Madrid/one day later that the ruling party accused to The Touch of currency trafficking and tax evasion, two of the members of his team, the editor-in-chief, José Jasán Nieves, and the coordinator of his legal area, Eloy Viera, have come out against the “aggressions of official spokespersons” and accuse the Cuban Government of launching distraction tactics to not recognize that “their model is failed.”
Nieves spoke with the EFE agency, to which he explained the economic functioning of The Touchwhich is no secret nor does it differ from the usual practices of any Cuban citizen. “There is no such thing as ‘economic terrorism’ nor are we mercenaries at the service of anyone. And we have not participated in any currency trafficking or tax evasion actions,” he stated.
Nieves explained that around 50% of the annual budget of The Touch – which ranges, according to their own statements, between 800,000 and one million dollars – comes, in effect, from American international cooperation.
Furthermore, he acknowledged that The Touch resorts to informal remittances, as it was said in official media, to “facilitate access to funds” for participants in “training and public diplomacy programs of the United States Embassy in Havana.”
“We use for them the same mechanisms that Cubans use to send remittances to Cuba; mechanisms that do not go through the control of the regime,” he indicated.
This is the “most advantageous route to guarantee that the beneficiaries of international cooperation and public diplomacy programs receive the money for their projects,” since the formal route “supposes that their money is converted at the unrealistic rates maintained” by the Government.
As Nieves explained, this is the “most advantageous route to guarantee that the beneficiaries of international cooperation and public diplomacy programs receive the money for their projects,” since the formal route “supposes that their money is converted at the unrealistic rates maintained” by the Government.
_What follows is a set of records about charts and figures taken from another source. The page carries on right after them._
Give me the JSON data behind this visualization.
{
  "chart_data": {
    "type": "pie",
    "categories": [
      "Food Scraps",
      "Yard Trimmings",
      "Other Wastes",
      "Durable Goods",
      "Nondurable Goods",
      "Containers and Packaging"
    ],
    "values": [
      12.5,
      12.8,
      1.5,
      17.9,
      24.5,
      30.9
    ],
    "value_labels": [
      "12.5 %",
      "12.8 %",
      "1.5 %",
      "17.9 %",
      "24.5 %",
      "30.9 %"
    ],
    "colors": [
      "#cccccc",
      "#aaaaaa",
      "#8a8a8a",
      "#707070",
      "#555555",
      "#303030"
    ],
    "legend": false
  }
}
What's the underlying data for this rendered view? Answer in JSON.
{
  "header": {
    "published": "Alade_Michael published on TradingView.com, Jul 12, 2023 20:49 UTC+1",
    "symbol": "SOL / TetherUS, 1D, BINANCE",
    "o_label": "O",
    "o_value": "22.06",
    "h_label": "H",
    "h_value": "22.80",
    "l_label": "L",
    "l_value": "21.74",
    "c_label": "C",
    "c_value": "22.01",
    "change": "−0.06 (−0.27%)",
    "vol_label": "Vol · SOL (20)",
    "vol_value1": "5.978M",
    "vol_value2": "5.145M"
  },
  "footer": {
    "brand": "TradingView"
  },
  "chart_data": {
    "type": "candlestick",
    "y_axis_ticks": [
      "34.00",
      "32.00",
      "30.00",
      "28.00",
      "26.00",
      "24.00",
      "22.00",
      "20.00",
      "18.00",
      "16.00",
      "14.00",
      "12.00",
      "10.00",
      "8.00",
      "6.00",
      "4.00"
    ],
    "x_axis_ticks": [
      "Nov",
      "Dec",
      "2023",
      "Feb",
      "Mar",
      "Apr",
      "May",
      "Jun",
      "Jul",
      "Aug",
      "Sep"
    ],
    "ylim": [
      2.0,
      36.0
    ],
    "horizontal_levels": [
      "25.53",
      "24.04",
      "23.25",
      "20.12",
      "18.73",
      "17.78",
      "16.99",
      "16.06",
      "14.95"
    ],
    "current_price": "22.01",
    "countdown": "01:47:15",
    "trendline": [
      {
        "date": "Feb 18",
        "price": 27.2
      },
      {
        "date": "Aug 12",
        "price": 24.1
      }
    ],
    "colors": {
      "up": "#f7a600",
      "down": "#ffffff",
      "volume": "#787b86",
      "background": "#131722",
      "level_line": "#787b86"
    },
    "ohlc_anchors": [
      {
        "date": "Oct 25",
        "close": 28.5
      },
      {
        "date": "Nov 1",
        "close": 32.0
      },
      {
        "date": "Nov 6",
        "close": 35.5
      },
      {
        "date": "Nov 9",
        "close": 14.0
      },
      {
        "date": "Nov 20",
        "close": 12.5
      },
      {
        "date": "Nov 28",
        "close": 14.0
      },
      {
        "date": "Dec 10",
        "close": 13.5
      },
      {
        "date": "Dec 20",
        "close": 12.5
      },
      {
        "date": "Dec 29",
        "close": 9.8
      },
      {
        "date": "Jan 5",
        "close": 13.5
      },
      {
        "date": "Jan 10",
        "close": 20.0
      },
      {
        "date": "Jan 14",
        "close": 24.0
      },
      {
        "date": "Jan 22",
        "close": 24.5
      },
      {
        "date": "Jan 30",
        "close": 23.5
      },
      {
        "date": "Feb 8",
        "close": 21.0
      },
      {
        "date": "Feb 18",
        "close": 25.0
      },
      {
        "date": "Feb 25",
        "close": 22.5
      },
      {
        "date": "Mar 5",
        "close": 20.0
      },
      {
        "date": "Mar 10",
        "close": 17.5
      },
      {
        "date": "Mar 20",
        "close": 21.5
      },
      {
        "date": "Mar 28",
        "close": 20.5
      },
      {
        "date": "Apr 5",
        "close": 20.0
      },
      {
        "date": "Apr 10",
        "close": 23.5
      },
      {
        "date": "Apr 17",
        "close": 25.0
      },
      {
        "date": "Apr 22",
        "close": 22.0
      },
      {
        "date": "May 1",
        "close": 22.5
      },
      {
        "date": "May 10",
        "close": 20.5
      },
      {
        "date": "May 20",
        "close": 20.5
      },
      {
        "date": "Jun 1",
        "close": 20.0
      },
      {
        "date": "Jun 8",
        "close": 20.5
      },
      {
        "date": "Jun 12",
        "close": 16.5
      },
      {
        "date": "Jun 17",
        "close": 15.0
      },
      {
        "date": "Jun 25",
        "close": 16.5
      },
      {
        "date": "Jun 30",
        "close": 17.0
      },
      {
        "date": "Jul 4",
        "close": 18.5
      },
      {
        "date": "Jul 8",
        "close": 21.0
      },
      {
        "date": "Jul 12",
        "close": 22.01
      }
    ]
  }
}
This Friday, the dollar stands at 460 pesos in the informal market, compared to the official rate of 24 for legal entities and 120 for individuals.
The editor-in-chief of The Touch He maintains that in the Government “they are desperate to find a new scapegoat to divert attention from their resounding failure and the crisis in which they have plunged the country.”
The Government announced at the end of last year that this 2025 it would establish a floating exchange rate to reduce distortions in the money market, but they are, in Nieves’ opinion, “incapable.” Meanwhile, he added, they seek to extract foreign currency “everywhere, because they are bankrupt.” “They need to show themselves as victims of some external conspiracy so as not to recognize that their model is flawed,” he concluded.
For his part, Eloy Viera, from The Touch legal, released a video and a newsletter to the readers of the medium – shared by Nieves on his Facebook profile – in which he denounced the regime’s new barrage for “the construction of a criminal case against members and collaborators” of the organization.
Viera denounces that there are people without ties to Mas Voces Foundation – legal support of The Touch– that “they were subjected to psychological torture sessions of more than eight hours at the headquarters of the State Security investigation body, known as Villa Marista, with the aim of making them ‘testify’ in an alleged criminal case” against the media
The expert mocks that “a year after” those efforts, information that is public is presented as major revelations, such as the organization’s contracts with entities of the US federal government, which are transparent by their very nature. The same occurs with the programs they have carried out jointly with the US Embassy in Havana, which range from courses for farmers to film festivals and which have been paid for through remittances.
“Whoever only obeys orders and is incapable of thinking for himself projects his submissive attitude towards others. The Touch “We do not receive guidance or orders from the State Department or anyone else,” he claims.
“Those who only obey orders and are incapable of thinking for themselves project their submissive attitude towards others. At El Toque we do not receive guidance or orders from the State Department or anyone else”
Viera reproaches that statements from collaborators have been manipulated and cut to “build the story” against Nieves, as well as exposing what his home is, exaggerating the price and forgetting the concept of mortgage “swept away from the Cuban economic reality by the communist dictatorship of the last 65 years.”
According to the text, the Government intends to include the members of the platform on the national list of terrorists to “extend the mantle of aggression. This is the only way that the Cuban Government has to respond to citizen demands for its inability to manage the crisis in which it has plunged the country.”
In the text, Viera thanks the multiple supports received in the last few hours and remembers that, economically, they will continue to provide the service of informal market rates as mandatory information of use to the population, something that will last “as long as the Cuban regime persists in neglecting its responsibility to act in the face of the consequences of its own economic policies.”
“Censorship and opacity in access to data of public interest have been used as tools of oppression of the Cuban people for more than six decades. Anger louder, they will not silence us,” he concludes.